Built like a bull, at 72 he still works carpentry every day and plays basketball three or four nights a week in the Colonie Seniors Basketball League. "O.J.," they used to call him before the name fell into disrepute--short for Old Joe Pinto
It's a bit of a con he runs on unsuspecting young hoop hotshots when he goes to nearby Washington Park looking for a pickup game. At 5 foot 9 (he was 5 foot 10, but age has shrunk him) he certainly is not built like the average player. It's really the thick white hair, uncomfortable dentures and Coke bottle lenses that throw off the unsuspecting.
"Wanna go a little one-on-one?" he'll bait the uninitiated.
"Sure, Pops. It's your funeral," his new victim will say.
And this is how the con goes down. First he cleans his thick lenses, and then loudly blows his big Italian nose before checking the laces on his Nikes. Slyly eyeing the competition, he saunters onto the court to take a few practice shots. By now the young player is totally ready to indulge the old man, and the game begins.
My father plays a bit rough. One-on-One is very much a contact sport for him, the lack of his own front teeth a testimony to his competitive spirit.
Matching his opponent point for point, he then borrows from the Harlem Globe Trotters, just to spice things up. He stands at half court, back to the net and pulls his tee shirt over his head. On lookers' mouths drop open at this point. Then, through the thin fabric, he takes sight on the opposing basket and tosses the ball backward to the net. In it goes with a clean and satisfying swish.
But here's the clincher. Driving to the basket off the dribble he leaps and spins 360 degrees and lays up for another score! In this way, he'll win some and lose some. But the opponent walks off the court a broken man, shamed, dissed and forever in awe of the legend of Old Joe.

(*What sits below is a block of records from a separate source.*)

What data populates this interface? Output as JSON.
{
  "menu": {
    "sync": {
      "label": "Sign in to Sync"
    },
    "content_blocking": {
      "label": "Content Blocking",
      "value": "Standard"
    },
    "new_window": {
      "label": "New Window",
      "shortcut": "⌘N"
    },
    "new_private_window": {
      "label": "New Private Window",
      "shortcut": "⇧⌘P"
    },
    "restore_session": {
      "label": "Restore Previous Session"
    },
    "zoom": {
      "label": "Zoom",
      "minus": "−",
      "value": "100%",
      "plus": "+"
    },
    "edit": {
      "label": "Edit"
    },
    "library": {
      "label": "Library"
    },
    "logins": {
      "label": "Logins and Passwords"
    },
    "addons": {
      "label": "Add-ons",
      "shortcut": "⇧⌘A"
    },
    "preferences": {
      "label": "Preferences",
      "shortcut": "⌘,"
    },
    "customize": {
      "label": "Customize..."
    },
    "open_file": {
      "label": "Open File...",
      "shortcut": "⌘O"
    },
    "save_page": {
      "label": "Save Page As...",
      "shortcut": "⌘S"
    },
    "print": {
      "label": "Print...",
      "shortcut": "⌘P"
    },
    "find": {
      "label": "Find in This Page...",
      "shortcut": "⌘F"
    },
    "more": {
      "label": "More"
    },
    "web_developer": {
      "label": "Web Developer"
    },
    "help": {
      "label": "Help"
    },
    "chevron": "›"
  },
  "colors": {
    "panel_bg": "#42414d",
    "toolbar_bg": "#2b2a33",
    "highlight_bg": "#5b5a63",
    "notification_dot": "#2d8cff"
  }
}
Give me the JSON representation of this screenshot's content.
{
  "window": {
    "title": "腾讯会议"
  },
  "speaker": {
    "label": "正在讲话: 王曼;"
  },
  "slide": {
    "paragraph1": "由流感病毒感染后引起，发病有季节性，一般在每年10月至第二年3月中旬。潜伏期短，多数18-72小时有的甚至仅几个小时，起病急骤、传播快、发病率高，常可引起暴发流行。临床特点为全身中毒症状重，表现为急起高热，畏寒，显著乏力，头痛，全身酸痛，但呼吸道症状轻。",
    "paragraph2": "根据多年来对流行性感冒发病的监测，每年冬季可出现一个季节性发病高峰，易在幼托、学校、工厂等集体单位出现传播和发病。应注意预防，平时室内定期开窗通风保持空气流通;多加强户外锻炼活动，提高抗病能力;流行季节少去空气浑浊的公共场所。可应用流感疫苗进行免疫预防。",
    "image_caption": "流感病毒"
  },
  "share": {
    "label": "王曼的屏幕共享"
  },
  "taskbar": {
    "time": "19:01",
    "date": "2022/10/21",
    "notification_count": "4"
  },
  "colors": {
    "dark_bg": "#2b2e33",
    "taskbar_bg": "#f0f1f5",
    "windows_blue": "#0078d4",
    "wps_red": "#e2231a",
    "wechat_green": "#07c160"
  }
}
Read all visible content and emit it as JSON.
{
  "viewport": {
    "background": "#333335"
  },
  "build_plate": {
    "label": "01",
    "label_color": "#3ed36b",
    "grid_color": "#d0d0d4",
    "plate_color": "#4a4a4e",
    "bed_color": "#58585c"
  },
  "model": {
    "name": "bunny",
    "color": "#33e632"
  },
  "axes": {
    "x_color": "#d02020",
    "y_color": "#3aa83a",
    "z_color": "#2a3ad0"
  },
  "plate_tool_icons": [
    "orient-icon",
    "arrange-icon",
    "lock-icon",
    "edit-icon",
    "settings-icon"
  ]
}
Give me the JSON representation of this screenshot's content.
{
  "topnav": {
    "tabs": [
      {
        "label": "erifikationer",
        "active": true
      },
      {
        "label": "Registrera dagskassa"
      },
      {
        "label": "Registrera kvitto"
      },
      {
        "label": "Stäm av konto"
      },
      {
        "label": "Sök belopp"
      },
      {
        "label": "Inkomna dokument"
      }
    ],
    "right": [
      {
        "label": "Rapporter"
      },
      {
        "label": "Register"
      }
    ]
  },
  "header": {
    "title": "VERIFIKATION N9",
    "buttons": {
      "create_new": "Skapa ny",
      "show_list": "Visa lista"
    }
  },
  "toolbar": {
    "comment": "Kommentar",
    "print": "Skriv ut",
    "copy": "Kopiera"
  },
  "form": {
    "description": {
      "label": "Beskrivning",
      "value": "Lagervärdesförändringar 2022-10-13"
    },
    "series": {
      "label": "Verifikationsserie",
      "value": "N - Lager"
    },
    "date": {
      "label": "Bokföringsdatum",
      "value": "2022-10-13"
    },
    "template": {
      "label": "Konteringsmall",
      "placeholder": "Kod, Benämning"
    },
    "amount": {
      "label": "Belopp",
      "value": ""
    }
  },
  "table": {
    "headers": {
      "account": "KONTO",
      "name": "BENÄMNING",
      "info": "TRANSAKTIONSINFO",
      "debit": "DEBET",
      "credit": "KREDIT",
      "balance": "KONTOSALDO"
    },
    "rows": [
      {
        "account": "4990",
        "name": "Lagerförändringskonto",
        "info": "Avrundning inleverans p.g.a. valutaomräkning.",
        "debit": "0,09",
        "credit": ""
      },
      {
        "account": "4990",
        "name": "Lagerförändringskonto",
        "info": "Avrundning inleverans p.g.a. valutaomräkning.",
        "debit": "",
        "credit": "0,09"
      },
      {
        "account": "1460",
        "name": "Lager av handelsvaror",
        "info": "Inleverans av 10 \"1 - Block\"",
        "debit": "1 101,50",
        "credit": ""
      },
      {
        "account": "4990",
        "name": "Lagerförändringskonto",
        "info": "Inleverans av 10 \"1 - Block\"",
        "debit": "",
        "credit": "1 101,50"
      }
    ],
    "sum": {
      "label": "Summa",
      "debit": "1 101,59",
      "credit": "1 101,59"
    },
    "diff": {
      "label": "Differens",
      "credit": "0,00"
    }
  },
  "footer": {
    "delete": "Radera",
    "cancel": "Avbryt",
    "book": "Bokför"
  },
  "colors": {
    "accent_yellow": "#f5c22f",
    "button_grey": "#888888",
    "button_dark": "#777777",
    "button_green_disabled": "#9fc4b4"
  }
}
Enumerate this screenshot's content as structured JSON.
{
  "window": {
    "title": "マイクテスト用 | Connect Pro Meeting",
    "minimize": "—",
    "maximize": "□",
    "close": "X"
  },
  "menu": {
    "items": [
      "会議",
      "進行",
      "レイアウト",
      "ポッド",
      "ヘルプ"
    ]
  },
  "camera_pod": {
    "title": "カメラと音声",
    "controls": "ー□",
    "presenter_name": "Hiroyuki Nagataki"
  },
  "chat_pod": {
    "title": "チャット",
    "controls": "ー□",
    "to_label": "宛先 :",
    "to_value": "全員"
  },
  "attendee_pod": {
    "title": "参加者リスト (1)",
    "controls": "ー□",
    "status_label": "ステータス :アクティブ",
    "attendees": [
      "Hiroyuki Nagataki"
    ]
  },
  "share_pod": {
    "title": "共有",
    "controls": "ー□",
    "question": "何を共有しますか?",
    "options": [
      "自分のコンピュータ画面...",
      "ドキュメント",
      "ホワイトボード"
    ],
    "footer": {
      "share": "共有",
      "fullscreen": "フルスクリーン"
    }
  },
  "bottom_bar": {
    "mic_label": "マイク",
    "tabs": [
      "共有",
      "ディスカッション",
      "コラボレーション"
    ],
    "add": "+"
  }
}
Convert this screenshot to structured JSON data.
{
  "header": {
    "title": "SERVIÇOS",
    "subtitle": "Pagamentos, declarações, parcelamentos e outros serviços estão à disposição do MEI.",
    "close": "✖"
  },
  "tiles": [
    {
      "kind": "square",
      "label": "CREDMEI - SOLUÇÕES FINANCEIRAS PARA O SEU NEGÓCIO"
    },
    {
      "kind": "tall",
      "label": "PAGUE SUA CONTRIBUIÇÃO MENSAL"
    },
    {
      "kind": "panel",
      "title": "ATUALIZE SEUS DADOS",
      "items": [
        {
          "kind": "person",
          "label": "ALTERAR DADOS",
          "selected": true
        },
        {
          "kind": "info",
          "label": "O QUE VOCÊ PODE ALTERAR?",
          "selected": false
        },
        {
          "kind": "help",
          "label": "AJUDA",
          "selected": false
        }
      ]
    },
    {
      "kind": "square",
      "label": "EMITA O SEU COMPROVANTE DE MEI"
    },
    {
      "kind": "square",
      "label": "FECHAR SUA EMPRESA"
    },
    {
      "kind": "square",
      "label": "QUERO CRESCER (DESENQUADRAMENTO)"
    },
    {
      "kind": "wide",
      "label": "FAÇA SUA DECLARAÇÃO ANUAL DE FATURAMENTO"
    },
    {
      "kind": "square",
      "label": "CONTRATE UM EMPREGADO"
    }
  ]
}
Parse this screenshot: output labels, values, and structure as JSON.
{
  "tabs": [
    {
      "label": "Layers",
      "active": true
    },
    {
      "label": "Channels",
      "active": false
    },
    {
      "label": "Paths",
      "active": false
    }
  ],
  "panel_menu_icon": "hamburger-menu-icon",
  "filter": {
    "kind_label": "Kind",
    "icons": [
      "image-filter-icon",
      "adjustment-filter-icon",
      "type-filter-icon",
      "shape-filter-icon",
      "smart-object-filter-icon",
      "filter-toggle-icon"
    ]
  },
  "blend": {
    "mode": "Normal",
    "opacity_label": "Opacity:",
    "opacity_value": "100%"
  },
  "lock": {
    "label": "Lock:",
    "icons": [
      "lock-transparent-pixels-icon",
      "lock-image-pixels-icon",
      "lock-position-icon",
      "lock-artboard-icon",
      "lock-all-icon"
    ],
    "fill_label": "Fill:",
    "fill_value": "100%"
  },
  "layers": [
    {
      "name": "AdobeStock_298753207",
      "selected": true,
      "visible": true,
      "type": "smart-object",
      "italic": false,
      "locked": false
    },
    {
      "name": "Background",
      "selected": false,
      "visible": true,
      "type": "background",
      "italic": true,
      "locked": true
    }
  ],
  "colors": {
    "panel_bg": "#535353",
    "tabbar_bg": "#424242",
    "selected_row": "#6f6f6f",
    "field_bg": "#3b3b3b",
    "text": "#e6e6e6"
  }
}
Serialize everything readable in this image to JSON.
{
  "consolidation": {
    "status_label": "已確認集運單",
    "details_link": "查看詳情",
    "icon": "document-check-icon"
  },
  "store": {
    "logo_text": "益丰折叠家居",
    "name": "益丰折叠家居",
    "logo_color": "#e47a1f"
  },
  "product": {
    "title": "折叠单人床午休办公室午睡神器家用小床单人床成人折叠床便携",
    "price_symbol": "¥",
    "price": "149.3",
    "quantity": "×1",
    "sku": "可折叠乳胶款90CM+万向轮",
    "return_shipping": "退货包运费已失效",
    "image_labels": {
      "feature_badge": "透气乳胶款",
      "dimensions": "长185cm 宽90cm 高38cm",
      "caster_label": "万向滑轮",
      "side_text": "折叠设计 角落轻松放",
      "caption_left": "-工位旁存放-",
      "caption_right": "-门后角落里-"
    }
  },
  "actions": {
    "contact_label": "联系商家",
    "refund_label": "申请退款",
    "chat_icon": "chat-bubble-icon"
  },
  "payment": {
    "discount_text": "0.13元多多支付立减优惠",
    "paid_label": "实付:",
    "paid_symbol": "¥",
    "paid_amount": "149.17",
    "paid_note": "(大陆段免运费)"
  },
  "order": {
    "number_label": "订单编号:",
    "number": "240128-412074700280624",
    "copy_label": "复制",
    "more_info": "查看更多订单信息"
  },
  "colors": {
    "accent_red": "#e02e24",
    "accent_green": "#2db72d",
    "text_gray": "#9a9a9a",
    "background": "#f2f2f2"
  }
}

The anatomy students may never have a chance to dissect this perfect specimen. God and Dad will be discussing their old basketball injuries looking down from on high while the shell of Old Joe, like the Energizer Bunny, keeps going and going for many more years swinging a hammer and swishing baskets on the urban courts of Albany, New York.
Because legends never die. They just get new Nikes.